I cite the St Louis Fed, and they say speculation exacerbated swings--so yes, I am saying there are times when speculators force markets too far down.

I think voting should be by secret ballot. Too much opportunity for corruption and recrimination.

In financial markets, transparency is best, and I am hardly alone in that sentiment. I guess on this score, we disagree, but your commentary is made in such an agreeable manner, I will contemplate your words.

Perhaps you misunderstand me. No, we do not post online all the stock buys of Mrs, Jones, 50 shares of IBM etc.

We require that the true buyers of futures positions be revealed when necessary, to the CFTC. No cloaking of identities. Since there are thousands of trades a day, I doubt newspaper or websites will be putting online the trades of Mrs. Jones.

Very large trades by known players might get posted.

 
At 4/23/2012 10:54 PM, Blogger Ken said...

Ben,

Why treat very rich people differently from moderately rich people (All Americans are rich. To be in the global 1%, all you have to make is $34K/year, which is below the US median). I think I do understand you - you want to treat people differently based on how much they can buy.

You claim that secret ballots are necessary to reduce corruption and recrimination, but insist on disclosure in markets, so you can recriminate the people making purchases or sales of which you don't approve. Making recriminations based on this will lead to corruption.
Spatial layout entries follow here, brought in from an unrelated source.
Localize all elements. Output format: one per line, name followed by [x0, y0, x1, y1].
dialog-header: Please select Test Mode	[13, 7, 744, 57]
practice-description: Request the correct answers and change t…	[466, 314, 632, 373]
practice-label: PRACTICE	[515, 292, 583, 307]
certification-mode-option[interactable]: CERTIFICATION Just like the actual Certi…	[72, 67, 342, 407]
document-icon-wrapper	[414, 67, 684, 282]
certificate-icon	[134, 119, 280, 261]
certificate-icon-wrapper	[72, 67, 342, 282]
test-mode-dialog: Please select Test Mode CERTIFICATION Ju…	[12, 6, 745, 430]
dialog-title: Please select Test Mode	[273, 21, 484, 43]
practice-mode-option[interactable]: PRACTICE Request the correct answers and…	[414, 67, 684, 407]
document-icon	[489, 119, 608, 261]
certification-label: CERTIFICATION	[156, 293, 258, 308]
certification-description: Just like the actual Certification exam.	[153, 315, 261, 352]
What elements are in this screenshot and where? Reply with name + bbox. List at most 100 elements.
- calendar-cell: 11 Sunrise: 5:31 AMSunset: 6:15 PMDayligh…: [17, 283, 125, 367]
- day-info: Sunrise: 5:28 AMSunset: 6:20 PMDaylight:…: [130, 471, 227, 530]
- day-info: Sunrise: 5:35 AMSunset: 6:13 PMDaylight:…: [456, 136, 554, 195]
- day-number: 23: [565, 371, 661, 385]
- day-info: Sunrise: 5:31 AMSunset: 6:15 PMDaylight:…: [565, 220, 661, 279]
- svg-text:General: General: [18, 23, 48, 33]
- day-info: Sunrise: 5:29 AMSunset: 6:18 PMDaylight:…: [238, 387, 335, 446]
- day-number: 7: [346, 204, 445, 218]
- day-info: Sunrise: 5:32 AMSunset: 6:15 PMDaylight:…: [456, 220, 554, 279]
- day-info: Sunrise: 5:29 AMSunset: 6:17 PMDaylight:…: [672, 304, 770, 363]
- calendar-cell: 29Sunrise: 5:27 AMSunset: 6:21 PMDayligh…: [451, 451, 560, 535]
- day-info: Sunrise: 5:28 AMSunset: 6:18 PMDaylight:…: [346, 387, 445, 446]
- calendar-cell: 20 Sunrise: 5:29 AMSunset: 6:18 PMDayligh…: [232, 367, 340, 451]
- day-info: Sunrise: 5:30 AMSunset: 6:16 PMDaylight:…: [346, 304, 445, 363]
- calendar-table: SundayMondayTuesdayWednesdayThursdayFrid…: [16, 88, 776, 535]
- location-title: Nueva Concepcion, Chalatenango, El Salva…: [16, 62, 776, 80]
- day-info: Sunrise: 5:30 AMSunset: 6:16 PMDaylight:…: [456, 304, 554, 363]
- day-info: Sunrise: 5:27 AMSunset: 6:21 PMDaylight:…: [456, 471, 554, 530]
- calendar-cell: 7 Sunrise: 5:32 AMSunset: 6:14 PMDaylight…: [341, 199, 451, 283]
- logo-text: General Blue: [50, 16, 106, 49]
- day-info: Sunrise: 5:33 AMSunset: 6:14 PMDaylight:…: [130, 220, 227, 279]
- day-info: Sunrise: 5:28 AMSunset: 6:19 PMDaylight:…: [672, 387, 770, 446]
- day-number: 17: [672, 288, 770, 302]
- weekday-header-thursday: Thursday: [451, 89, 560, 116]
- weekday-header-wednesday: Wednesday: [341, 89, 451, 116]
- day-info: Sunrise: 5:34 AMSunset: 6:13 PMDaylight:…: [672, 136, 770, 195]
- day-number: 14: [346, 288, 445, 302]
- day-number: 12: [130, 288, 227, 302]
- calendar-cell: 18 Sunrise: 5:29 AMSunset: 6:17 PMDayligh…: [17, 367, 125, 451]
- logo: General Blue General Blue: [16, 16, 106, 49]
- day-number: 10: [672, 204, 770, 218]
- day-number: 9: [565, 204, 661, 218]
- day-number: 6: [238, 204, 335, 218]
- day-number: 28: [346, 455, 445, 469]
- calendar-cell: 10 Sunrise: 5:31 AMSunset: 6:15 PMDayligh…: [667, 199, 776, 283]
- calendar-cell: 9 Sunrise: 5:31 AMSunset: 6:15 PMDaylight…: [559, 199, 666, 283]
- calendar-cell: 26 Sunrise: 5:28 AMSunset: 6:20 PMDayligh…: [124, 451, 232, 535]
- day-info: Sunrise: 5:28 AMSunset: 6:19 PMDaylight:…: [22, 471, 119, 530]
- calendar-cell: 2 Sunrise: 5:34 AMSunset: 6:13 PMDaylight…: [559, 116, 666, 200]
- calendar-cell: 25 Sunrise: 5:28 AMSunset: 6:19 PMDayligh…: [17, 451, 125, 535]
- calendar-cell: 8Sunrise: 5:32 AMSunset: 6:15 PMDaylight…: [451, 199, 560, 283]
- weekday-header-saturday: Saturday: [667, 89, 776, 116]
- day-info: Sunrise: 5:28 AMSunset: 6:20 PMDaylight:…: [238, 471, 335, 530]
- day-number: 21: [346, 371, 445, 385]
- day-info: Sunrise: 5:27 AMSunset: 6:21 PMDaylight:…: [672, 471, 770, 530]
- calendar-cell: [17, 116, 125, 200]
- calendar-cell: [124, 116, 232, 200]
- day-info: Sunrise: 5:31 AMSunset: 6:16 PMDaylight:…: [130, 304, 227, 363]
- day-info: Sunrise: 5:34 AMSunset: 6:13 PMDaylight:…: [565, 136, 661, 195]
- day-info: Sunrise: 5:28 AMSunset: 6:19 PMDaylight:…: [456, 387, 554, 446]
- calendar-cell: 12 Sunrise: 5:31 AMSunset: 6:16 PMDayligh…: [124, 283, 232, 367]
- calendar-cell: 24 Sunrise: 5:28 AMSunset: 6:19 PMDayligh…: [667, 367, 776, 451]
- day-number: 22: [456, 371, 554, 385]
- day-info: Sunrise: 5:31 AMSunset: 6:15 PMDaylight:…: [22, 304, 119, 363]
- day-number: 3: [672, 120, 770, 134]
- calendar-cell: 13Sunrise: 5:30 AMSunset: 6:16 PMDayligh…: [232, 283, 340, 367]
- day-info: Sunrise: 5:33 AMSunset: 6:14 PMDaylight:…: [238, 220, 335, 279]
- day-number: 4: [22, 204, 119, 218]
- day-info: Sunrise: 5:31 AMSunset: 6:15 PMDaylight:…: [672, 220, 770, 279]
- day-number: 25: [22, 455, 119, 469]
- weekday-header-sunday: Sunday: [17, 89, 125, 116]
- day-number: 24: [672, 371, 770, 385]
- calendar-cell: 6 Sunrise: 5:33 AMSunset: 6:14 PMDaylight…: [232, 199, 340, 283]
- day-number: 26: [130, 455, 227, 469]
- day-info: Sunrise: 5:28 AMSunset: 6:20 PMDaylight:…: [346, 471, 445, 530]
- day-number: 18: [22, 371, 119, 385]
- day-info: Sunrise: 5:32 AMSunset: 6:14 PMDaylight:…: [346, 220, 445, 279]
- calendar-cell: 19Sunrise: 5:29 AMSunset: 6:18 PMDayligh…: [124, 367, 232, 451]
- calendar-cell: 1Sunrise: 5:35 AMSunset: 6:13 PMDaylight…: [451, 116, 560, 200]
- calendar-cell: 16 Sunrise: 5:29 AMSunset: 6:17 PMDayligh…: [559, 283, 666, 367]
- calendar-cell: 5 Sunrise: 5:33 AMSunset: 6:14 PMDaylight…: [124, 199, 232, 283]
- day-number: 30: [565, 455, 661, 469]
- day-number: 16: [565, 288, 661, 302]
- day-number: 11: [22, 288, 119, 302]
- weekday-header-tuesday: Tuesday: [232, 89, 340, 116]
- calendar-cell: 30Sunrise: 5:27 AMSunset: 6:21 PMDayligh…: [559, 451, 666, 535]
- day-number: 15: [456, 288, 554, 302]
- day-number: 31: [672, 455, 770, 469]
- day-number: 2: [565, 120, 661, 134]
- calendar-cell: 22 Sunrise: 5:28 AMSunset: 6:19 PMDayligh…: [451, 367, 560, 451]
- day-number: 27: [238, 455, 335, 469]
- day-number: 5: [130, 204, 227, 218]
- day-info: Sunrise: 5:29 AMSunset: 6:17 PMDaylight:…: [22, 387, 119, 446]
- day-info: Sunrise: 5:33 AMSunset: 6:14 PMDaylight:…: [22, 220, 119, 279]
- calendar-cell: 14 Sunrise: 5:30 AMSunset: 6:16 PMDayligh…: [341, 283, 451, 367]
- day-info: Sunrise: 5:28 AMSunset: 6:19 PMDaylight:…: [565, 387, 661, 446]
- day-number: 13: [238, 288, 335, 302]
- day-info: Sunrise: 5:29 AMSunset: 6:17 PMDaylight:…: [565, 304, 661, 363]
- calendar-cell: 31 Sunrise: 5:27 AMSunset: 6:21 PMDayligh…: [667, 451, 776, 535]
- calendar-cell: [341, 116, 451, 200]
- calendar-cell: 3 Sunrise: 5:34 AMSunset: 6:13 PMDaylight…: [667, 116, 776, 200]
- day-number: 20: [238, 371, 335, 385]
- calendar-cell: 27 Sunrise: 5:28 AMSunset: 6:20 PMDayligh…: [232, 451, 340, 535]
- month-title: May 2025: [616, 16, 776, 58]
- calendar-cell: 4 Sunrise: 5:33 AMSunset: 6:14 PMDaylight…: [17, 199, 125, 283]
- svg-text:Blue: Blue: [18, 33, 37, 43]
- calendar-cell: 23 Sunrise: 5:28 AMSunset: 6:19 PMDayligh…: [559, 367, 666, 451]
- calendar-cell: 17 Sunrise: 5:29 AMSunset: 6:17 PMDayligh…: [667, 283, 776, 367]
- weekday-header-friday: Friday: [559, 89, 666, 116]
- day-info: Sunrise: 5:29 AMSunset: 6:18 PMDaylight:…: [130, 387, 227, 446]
If you don't like the way a company/person/whatever does business don't do business with them. Don't impose costs on them and the people who do want to do business through the political process simply because you don't like them. This smacks of political patronage, which as I mentioned above leads to boat loads of corruption.

 
At 4/24/2012 4:32 AM, Blogger Ron H. said...

"We require that the true buyers of futures positions be revealed when necessary, to the CFTC."

This is one of the stupidest comments I've read here all week. Congratulations.

What, exactly is a "true buyer"?

Does a non true buyer cross his fingers behind his back as he or she hits the enter key, or just whisper "I'm just kidding"?

Just how is it done? Who can determine, and how can they determine, that a true buyers positions must be revealed to the CFTC ?

I can hardly wait to hear this explanation.